Sudiarsa menceritakan, sosok Gede Muliarsana adalah pemimpin kharismatik yang selalui menekankan konsep ideologi kepasekan. Selama ini, almarhum aktif bertindak nyata dan mengarahkan sameton Pasek pada tatanan prinsip pasemetonan. “Ini menurut tiang hal mendasar yang perlu kami lanjutkan ke depan, untuk meningkatkan sesana pasemetonan kepasekan," papar Sudiarsa.
Menurut Sudiarsa, almarhum Muliarsana juga pemimpin yang tegas, sehingga apa pun yang dirancang selalu berjalan lancar.

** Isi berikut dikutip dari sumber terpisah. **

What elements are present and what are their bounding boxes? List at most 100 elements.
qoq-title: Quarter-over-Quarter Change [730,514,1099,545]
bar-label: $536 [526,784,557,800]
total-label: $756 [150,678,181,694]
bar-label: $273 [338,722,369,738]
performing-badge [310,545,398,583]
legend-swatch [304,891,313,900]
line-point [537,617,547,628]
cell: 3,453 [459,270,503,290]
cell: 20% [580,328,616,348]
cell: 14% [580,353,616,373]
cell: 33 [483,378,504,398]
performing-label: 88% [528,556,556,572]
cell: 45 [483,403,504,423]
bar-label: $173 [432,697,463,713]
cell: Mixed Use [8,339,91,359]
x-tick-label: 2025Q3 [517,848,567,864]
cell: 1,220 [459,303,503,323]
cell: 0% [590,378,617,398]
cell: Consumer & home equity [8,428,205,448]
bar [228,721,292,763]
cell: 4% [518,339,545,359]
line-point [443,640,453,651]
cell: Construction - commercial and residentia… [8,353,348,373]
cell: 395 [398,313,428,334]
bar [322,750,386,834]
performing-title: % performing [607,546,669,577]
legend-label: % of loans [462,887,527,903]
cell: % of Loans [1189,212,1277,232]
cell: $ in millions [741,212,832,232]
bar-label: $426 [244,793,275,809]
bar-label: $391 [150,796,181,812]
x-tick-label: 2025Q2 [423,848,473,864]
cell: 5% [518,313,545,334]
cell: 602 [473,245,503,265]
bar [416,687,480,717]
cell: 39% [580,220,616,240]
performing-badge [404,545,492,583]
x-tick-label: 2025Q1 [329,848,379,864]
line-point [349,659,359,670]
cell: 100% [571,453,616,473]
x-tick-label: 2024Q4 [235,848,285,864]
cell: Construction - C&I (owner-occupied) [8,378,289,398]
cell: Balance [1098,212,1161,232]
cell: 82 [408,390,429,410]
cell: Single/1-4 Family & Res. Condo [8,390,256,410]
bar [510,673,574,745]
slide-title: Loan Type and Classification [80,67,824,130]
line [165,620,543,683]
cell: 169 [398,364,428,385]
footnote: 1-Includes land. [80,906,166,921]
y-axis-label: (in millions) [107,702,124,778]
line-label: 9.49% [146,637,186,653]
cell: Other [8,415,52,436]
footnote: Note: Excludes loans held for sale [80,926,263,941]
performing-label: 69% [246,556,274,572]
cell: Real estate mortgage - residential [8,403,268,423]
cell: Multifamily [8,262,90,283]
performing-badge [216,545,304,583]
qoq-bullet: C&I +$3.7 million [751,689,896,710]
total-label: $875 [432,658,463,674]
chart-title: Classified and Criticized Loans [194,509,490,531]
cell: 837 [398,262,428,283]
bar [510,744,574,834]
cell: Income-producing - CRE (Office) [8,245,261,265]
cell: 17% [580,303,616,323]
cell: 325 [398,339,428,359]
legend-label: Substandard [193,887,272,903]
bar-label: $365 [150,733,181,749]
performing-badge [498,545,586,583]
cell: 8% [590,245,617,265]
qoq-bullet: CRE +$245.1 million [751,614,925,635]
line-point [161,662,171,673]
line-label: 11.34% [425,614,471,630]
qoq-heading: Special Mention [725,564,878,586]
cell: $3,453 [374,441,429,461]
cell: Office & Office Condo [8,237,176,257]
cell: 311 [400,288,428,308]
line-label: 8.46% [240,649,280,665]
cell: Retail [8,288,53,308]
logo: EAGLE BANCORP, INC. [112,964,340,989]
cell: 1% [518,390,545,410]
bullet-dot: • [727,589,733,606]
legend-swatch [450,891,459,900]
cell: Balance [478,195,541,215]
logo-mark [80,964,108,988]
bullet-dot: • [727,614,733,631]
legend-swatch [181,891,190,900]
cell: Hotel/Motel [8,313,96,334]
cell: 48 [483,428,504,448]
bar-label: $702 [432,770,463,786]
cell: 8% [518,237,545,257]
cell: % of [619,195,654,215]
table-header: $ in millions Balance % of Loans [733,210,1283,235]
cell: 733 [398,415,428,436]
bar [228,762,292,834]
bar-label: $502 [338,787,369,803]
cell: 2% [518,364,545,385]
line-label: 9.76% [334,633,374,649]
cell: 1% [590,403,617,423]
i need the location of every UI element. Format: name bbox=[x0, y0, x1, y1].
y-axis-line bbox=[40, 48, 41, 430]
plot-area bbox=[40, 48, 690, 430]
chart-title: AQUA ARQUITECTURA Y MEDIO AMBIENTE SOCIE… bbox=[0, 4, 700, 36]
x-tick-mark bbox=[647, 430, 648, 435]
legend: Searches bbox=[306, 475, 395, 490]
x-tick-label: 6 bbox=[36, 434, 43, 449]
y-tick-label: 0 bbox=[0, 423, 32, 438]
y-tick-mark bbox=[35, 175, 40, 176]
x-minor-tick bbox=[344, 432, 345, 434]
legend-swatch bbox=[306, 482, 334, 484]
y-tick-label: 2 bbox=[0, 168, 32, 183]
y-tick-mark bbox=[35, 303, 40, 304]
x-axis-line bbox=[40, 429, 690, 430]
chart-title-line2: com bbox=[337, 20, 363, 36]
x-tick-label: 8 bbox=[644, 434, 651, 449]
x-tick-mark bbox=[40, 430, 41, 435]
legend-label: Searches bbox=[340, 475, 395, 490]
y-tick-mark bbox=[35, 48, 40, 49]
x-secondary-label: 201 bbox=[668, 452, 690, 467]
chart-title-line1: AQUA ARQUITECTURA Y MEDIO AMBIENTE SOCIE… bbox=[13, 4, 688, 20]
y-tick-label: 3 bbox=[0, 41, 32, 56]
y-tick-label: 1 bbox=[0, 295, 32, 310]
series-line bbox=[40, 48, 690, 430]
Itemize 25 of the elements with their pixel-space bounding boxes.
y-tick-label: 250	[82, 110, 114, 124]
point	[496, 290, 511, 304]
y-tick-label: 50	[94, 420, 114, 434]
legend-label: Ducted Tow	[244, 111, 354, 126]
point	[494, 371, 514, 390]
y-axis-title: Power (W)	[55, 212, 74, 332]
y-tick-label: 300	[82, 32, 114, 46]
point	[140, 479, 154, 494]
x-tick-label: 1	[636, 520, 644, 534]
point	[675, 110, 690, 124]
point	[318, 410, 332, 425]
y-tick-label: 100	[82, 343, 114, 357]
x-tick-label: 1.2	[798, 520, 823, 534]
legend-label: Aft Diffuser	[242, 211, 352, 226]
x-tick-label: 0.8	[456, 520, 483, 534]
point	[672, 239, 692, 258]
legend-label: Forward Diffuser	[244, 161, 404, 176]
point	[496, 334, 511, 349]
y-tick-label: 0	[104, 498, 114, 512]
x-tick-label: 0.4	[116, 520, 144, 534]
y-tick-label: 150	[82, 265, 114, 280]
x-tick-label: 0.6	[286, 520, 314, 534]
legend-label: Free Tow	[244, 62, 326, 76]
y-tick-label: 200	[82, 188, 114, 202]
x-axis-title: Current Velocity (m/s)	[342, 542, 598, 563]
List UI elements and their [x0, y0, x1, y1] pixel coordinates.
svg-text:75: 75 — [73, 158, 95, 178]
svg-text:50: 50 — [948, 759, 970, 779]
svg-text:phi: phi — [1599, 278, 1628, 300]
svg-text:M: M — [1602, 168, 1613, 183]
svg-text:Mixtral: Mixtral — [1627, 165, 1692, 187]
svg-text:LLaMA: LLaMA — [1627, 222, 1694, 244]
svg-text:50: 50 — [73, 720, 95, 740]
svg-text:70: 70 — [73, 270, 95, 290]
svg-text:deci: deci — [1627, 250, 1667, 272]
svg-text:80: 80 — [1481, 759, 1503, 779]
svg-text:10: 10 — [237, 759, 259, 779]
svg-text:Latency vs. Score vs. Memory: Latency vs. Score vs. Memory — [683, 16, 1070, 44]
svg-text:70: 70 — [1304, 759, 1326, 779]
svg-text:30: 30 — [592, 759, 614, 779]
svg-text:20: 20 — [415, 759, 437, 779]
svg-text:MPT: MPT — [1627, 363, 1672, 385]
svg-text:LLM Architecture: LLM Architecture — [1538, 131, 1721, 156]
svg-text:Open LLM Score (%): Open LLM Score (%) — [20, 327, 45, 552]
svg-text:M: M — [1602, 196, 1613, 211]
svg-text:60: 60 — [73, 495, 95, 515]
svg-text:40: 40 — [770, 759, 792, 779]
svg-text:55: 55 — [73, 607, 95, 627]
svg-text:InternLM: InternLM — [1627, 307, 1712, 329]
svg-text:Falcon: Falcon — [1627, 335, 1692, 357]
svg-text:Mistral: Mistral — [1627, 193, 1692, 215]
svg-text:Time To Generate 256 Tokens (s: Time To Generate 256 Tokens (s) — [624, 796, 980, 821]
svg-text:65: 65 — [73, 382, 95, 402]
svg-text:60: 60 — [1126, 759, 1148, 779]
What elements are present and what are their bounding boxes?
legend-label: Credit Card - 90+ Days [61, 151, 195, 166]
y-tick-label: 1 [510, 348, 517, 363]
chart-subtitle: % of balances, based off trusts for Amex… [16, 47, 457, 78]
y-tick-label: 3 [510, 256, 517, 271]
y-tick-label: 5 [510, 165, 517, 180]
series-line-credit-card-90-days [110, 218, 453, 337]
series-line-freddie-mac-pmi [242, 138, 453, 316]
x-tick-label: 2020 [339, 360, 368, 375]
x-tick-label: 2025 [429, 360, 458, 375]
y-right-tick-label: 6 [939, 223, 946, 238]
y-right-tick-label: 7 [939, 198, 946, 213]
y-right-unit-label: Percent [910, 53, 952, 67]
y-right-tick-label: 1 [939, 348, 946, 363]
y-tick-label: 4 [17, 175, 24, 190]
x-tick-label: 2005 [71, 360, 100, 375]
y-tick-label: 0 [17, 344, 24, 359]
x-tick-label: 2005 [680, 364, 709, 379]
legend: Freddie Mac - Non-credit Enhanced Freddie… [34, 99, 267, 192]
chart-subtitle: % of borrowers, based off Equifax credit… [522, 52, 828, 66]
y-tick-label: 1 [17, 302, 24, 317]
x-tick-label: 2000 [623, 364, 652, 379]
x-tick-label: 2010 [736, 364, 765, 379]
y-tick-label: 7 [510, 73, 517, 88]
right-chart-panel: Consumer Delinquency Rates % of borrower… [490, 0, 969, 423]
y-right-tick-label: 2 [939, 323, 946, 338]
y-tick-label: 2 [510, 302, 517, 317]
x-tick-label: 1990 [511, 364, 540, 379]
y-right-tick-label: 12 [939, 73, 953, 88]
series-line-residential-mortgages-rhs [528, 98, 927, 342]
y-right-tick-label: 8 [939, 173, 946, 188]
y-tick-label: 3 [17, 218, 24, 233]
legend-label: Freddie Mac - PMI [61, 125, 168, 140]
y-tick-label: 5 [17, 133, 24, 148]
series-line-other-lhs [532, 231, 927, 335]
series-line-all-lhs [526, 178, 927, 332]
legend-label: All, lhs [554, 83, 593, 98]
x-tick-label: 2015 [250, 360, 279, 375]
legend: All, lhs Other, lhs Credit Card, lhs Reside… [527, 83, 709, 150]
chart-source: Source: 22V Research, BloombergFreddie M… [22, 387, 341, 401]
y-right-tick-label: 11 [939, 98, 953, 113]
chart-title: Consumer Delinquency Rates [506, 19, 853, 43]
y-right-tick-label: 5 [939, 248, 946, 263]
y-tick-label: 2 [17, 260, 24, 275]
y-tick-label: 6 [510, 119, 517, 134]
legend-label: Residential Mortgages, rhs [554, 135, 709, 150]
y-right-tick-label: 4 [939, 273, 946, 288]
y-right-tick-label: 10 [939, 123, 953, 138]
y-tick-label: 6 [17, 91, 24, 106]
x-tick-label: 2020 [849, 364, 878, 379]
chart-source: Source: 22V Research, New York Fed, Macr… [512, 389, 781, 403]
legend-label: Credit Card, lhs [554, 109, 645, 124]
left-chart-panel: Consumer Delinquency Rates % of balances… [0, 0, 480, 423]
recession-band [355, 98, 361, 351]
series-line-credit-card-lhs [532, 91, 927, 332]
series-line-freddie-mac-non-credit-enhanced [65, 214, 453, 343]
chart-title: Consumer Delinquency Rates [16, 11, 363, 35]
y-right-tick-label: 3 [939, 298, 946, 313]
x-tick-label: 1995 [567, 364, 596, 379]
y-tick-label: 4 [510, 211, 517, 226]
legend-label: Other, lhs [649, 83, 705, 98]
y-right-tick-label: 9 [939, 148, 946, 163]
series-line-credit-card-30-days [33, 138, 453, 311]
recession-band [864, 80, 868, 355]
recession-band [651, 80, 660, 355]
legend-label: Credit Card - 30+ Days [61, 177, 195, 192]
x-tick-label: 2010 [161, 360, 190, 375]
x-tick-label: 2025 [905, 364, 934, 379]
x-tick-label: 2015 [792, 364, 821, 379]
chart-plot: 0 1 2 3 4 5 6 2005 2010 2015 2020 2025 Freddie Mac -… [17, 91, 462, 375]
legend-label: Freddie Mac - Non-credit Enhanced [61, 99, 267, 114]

Almarhum juga dikenal sebagai seorang motivator yang ulung. "Kalau ada beliau sampai berbicara di sebuah forum, orang akan terkesima dan prinsip-prinsip dari beliau pasti akan bisa diterima oleh audiens," katanya.
Bahkan, saat proses pembangunan Pura Penataran Agung Catur Parahyangan Ratu Pasek Linggih Ida Bhatara Mpu Gana di Banjar Punduk Dawa, kata Sudiarsa, perjuangan almarhum Muliarsana sampai keliling hampir ke seluruh Indonesia. "Ini untuk membangun, menggedor sameton kami mau bangkit di Punduk Dawa. Dan, hasilnya seperti yang bisa kita lihat sekarang ini."
Yang paling terkenang dari sosok Muliarsana, kata Sudiarsa, adalah sikap almarhum yang penuh perhatian dan sangat mengayomi. Bahkan, almarhum tidak segan menelepon ketika ada permasalahan. "Bahkan, durasinya di atas 30 menit, sampai HP panas. Jdi, beliau sangat memperhatikan apa yang kita butuhkan," papar Sudiarsa.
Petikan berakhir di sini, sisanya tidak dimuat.